4) Unset a lock after the work is done via a call to
omp_unset_lock.
5) Remove the lock association via a call to
omp_destroy_lock.
Copyright Ā© 2010, Elsevier Inc. All rights
Reserved
98
Matrix-vector multiplication
Copyright Ā© 2010, Elsevier
Inc.
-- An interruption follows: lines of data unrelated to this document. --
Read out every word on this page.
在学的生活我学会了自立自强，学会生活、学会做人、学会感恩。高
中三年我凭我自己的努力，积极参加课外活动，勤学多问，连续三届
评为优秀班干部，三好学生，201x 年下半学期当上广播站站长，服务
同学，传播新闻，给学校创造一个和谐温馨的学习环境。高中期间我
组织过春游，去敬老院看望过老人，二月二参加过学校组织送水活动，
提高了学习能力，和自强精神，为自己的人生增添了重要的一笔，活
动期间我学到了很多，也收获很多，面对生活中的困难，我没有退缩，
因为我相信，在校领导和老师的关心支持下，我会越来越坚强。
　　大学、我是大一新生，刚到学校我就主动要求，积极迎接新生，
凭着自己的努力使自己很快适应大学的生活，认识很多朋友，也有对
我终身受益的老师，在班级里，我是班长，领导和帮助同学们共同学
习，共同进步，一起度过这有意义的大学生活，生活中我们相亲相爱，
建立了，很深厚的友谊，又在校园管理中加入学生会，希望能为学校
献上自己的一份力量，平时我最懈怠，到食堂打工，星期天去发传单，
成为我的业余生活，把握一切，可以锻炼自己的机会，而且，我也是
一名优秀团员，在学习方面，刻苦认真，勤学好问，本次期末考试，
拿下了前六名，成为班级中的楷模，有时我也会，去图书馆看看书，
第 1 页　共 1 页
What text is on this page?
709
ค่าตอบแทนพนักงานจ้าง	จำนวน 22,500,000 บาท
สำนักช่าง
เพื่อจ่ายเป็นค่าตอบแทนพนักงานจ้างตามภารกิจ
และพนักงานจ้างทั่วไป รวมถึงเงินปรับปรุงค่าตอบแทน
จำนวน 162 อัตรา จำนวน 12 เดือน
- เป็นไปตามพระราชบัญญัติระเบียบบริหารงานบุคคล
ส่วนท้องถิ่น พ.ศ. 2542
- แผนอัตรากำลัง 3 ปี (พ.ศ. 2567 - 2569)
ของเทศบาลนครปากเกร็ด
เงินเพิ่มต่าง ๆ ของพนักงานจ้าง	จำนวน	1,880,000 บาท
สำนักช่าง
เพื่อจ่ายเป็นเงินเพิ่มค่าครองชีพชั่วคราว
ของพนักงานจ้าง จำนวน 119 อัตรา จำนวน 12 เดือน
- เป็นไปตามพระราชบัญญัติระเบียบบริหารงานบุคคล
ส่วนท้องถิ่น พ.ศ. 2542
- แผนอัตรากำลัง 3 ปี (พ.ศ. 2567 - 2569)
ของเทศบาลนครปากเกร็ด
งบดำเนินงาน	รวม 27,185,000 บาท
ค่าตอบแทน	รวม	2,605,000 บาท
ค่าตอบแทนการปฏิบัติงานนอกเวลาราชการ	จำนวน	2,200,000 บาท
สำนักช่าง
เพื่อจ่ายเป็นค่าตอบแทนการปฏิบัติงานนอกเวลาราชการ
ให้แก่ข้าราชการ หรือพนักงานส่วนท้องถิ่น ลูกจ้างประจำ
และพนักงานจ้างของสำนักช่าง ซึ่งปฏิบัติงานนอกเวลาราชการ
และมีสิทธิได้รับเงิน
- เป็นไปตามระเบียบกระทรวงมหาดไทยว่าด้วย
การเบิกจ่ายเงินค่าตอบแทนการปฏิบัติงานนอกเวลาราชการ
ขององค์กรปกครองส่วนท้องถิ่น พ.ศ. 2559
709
All rights Reserved
Run-times and efficiencies
of matrix-vector multiplication
(times are in seconds)
99

More Related Content

Similar to 6-9-2017-slides-vFinal.pptx

Multicore_Architecture Book.pdf
Multicore_Architecture Book.pdfMulticore_Architecture Book.pdf
Multicore_Architecture Book.pdfSwatantraPrakash5
Ā 
Algoritmi e Calcolo Parallelo 2012/2013 - OpenMP
Algoritmi e Calcolo Parallelo 2012/2013 - OpenMPAlgoritmi e Calcolo Parallelo 2012/2013 - OpenMP
Algoritmi e Calcolo Parallelo 2012/2013 - OpenMPPier Luca Lanzi
Ā 
Lec 2 (parallel design and programming)
Lec 2 (parallel design and programming)Lec 2 (parallel design and programming)
Lec 2 (parallel design and programming)Sudarshan Mondal
Ā 
Coding For Cores - C# Way
Coding For Cores - C# WayCoding For Cores - C# Way
Coding For Cores - C# WayBishnu Rawal
Ā 
PARALLEL ARCHITECTURE AND COMPUTING - SHORT NOTES
PARALLEL ARCHITECTURE AND COMPUTING - SHORT NOTESPARALLEL ARCHITECTURE AND COMPUTING - SHORT NOTES
PARALLEL ARCHITECTURE AND COMPUTING - SHORT NOTESsuthi
Ā 
Tutorial on Parallel Computing and Message Passing Model - C1
Tutorial on Parallel Computing and Message Passing Model - C1Tutorial on Parallel Computing and Message Passing Model - C1
Tutorial on Parallel Computing and Message Passing Model - C1Marcirio Chaves
Ā 
25-MPI-OpenMP.pptx
25-MPI-OpenMP.pptx25-MPI-OpenMP.pptx
25-MPI-OpenMP.pptxGopalPatidar13
Ā 
slides8 SharedMemory.ppt
slides8 SharedMemory.pptslides8 SharedMemory.ppt
slides8 SharedMemory.pptaminnezarat
Ā 
Pune-Cocoa: Blocks and GCD
Pune-Cocoa: Blocks and GCDPune-Cocoa: Blocks and GCD
Pune-Cocoa: Blocks and GCDPrashant Rane
Ā 
Asynchronous and Parallel Programming in .NET
Asynchronous and Parallel Programming in .NETAsynchronous and Parallel Programming in .NET
Asynchronous and Parallel Programming in .NETssusere19c741
Ā 
CS4200 2019 Lecture 1: Introduction
CS4200 2019 Lecture 1: IntroductionCS4200 2019 Lecture 1: Introduction
CS4200 2019 Lecture 1: IntroductionEelco Visser
Ā 
Parallel computing persentation
Parallel computing persentationParallel computing persentation
Parallel computing persentationVIKAS SINGH BHADOURIA
Ā 

Similar to 6-9-2017-slides-vFinal.pptx (20)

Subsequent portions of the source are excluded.